Objective: The association between glomerular hyperfiltration (GHF), microalbuminuria and cardiovascular events (CVE) is poorly known.
Hypothesis: We tested the hypothesis that GHF is associated with risk of adverse cardiovascular outcome independently of microalbuminuria in a multiethnic population.
Methods: The analysis was performed in 8794 participants aged 52±16 years (55.0% men) enrolled in 8 prospective studies in Australia, Italy, Japan, and U.S.A.. Hypertension was present in 88.7% of the participants. All were untreated at baseline assessment. Using the 5th and 95th percentiles of the age and sex specific quintiles of CKD-EPI-calculated estimated glomerular filtration rate (eGFR), we identified 3 groups: low (LF), high (GHF) and normal (NF) eGFR. Urinary albumin data were obtained in 6401 participants. The independent prognostic role of eGFR categories and microalbuminuria was tested using study-stratified multivariable Cox models.

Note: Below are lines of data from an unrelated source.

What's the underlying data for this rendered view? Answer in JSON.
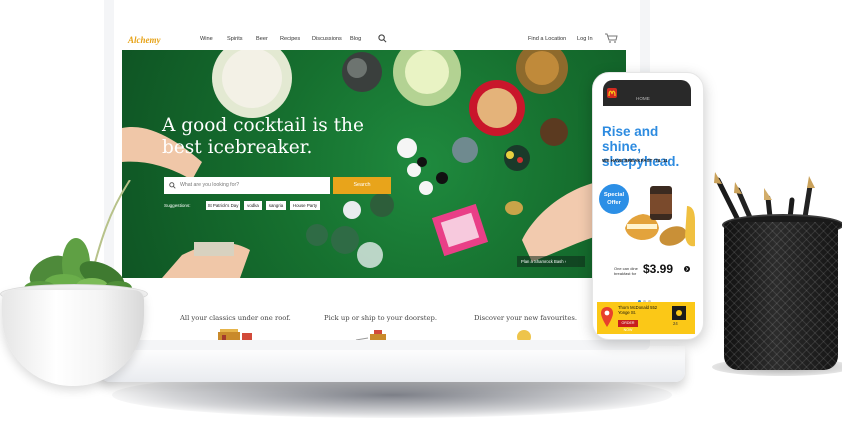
{
  "site": {
    "logo": "Alchemy",
    "nav": {
      "links": [
        "Wine",
        "Spirits",
        "Beer",
        "Recipes",
        "Discussions",
        "Blog"
      ],
      "right_links": [
        "Find a Location",
        "Log In"
      ]
    },
    "hero": {
      "title": "A good cocktail is the best icebreaker.",
      "search_placeholder": "What are you looking for?",
      "search_button": "Search",
      "suggestions_label": "Suggestions:",
      "suggestions": [
        "St Patrick's Day",
        "vodka",
        "sangria",
        "House Party"
      ],
      "story_link": "Plan a Shamrock Bash"
    },
    "sections": [
      "All your classics under one roof.",
      "Pick up or ship to your doorstep.",
      "Discover your new favourites."
    ]
  },
  "phone": {
    "header": "HOME",
    "headline": "Rise and shine, sleepyhead.",
    "subhead": "WE HAVE BREAKFAST 'TIL 11",
    "badge": "Special Offer",
    "one_can_dine": "One can dine breakfast for",
    "price": "$3.99",
    "delivery": "Thorn McDonald 552 Yonge St.",
    "order_button": "ORDER NOW",
    "hours": "24"
  },
  "colors": {
    "brand": "#e7a318",
    "hero_green": "#16702f",
    "search_button": "#e8a41b",
    "phone_blue": "#2d8be0",
    "mcd_yellow": "#fbc817",
    "mcd_red": "#c81d1d"
  }
}
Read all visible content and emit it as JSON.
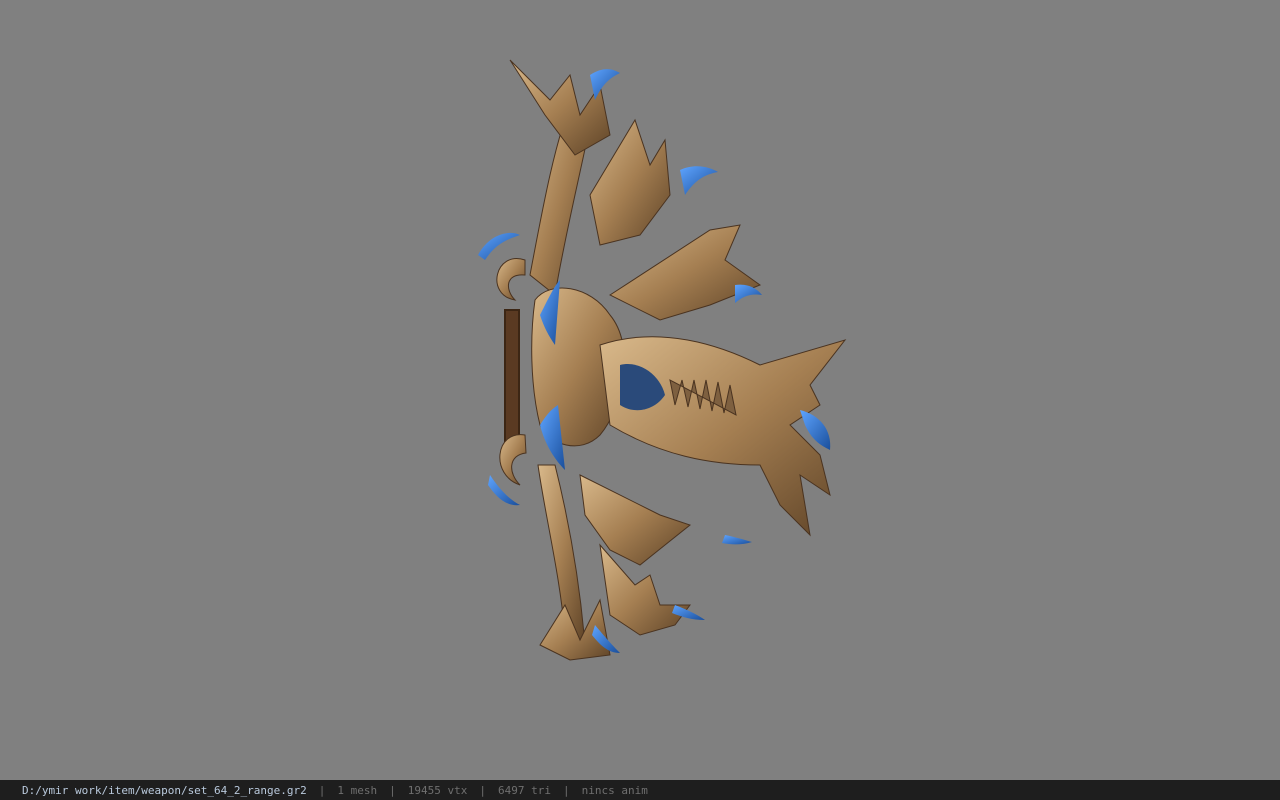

Results: The median (IQR) eGFR were: 48.2 (38.1, 58.7), 81.4 (69.6, 95.8) and 111.2 (99.1, 126.7) ml/min/1.73m2 for LF, NF, and GHF participants, respectively (p<0.001). During a median follow-up of 5.7 years there were 722 CVE. Crude event rates were higher for both GHF (1.8 per 100-p-years) and LF (2.1 per 100-p-years) as compared with NF (1.2 per 100-p-years) (p<0.001). In multivariable Cox models including age, sex, average 24-hour BP, smoking, diabetes, and cholesterol, both GHF (HR 1.5, 95% CI,1.2-2.1, p<0.001) and LF (HR 2.0, 95% CI,1.5-2.6, p<0.001) participants had a higher risk of CVE as compared to NF. In the subgroup with urinary albumin data, 565 participants had microalbuminuria and 468 had a CVE. In unadjusted Cox models, GHF (p<0.001) and MA (p<0.001) considered separately were associated with risk of CVE. However, in a multivariable regression model including both eGFR category and MA only GHF remained an independent predictor of CVE (HR 1.5, 95%CI, 1.00-2.22) whereas MA was not accepted by the model (HR 1.0, 95%CI, 0.8-1.3).
Conclusions: These data show that GHF is an independent predictor of CVE in a large multiethnic population of predominantly hypertensive individuals. This association is independent of the effect of GHF on urinary albumin.